Methods V79 Chinese hamster lung fibroblasts were irradiated acutely or with continuously varying dose rates with 137Cs γ-rays for 168 h. The following dose rate patterns were delivered: acute, monoexponentially decreasing (Td=64 h), and exponentially increasing and decreasing with different increase half-times (Ti=2 h and Td=64 h, Ti=8 h and Td=64 h, Ti=24 h and Td=64 h). Cell survival assays were carried out and surviving fractions were calculated.
Results Data obtained from survival assays demonstrated that increasing Ti leads to increasing cell sparing.
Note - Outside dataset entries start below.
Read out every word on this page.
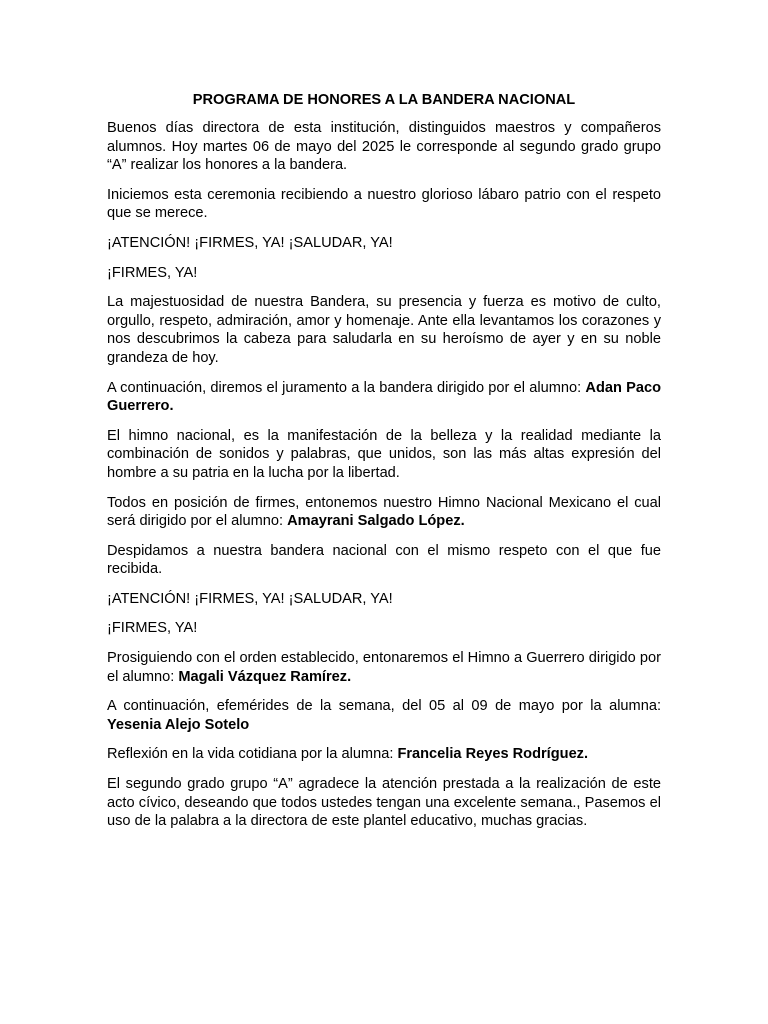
PROGRAMA DE HONORES A LA BANDERA NACIONAL

Buenos días directora de esta institución, distinguidos maestros y compañeros alumnos. Hoy martes 06 de mayo del 2025 le corresponde al segundo grado grupo “A” realizar los honores a la bandera.

Iniciemos esta ceremonia recibiendo a nuestro glorioso lábaro patrio con el respeto que se merece.

¡ATENCIÓN! ¡FIRMES, YA! ¡SALUDAR, YA!

¡FIRMES, YA!

La majestuosidad de nuestra Bandera, su presencia y fuerza es motivo de culto, orgullo, respeto, admiración, amor y homenaje. Ante ella levantamos los corazones y nos descubrimos la cabeza para saludarla en su heroísmo de ayer y en su noble grandeza de hoy.

A continuación, diremos el juramento a la bandera dirigido por el alumno: Adan Paco Guerrero.

El himno nacional, es la manifestación de la belleza y la realidad mediante la combinación de sonidos y palabras, que unidos, son las más altas expresión del hombre a su patria en la lucha por la libertad.

Todos en posición de firmes, entonemos nuestro Himno Nacional Mexicano el cual será dirigido por el alumno: Amayrani Salgado López.

Despidamos a nuestra bandera nacional con el mismo respeto con el que fue recibida.

¡ATENCIÓN! ¡FIRMES, YA! ¡SALUDAR, YA!

¡FIRMES, YA!

Prosiguiendo con el orden establecido, entonaremos el Himno a Guerrero dirigido por el alumno: Magali Vázquez Ramírez.

A continuación, efemérides de la semana, del 05 al 09 de mayo por la alumna: Yesenia Alejo Sotelo

Reflexión en la vida cotidiana por la alumna: Francelia Reyes Rodríguez.

El segundo grado grupo “A” agradece la atención prestada a la realización de este acto cívico, deseando que todos ustedes tengan una excelente semana., Pasemos el uso de la palabra a la directora de este plantel educativo, muchas gracias.
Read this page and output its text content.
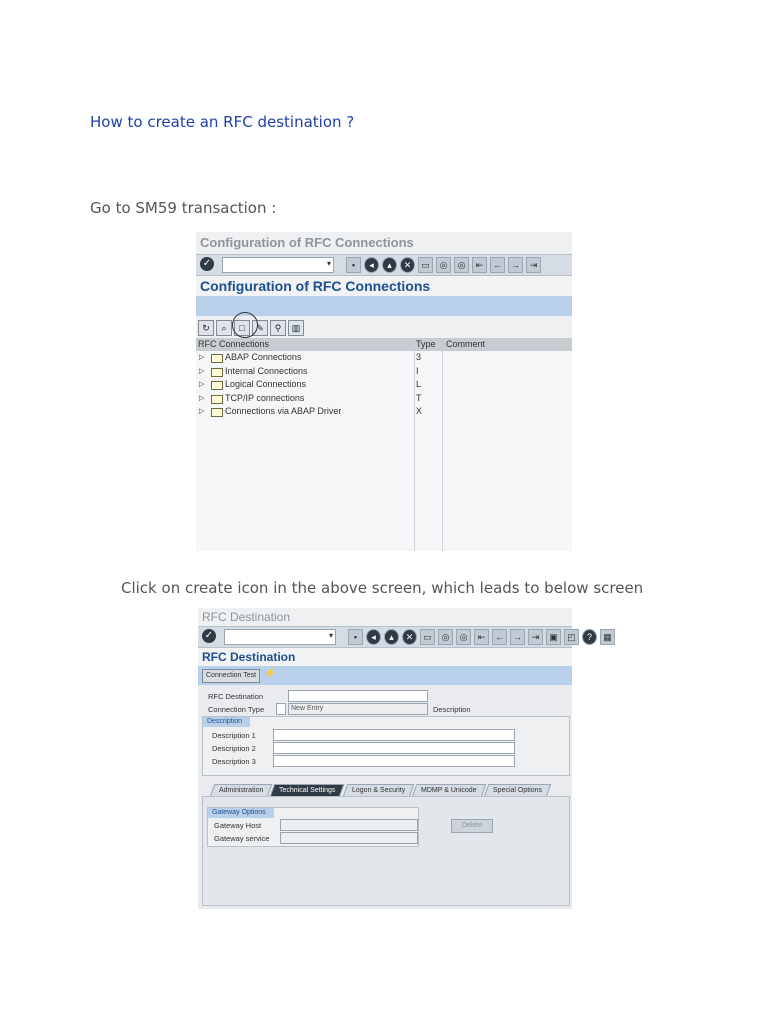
How to create an RFC destination ?
Go to SM59 transaction :
Configuration of RFC Connections
✓	▾	▪	◂	▴	✕	▭	◎	◎	⇤	←	→	⇥
Configuration of RFC Connections
↻	⌕	□	✎	⚲	▥
RFC Connections	Type Comment
▷ ABAP Connections	3
▷ Internal Connections	I
▷ Logical Connections	L
▷ TCP/IP connections	T
▷ Connections via ABAP Driver	X
Click on create icon in the above screen, which leads to below screen
RFC Destination
✓	▾	▪	◂	▴	✕	▭	◎	◎	⇤	←	→	⇥	▣	◰	?	▦
RFC Destination
Connection Test ⚡
RFC Destination
Connection Type	New Entry	Description
Description
Description 1
Description 2
Description 3
Administration	Technical Settings	Logon & Security	MDMP & Unicode	Special Options
Gateway Options
Gateway Host
Gateway service
Delete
Conventional dose response models (BED and EQD2α/β) were not able to fit the cell survival data; they underestimate both BED and EQD2α/β at high dose rates and overestimate both at low dose rates. Cell cycle analysis suggested that differences in radiosensitivity cannot be attributed to redistribution. Accordingly, the expressions for BED and EQD2α/β were modified empirically with an adaptive response function that fit the experimental data more accurately.
Conclusions Our experimental data demonstrates a marked increase in cell survival when the dose rate increase half-time is increased, thereby suggesting an adaptive response arising as a consequence of this phase of the irradiation. We have modified conventional radiobiological models to account for this phenomenon.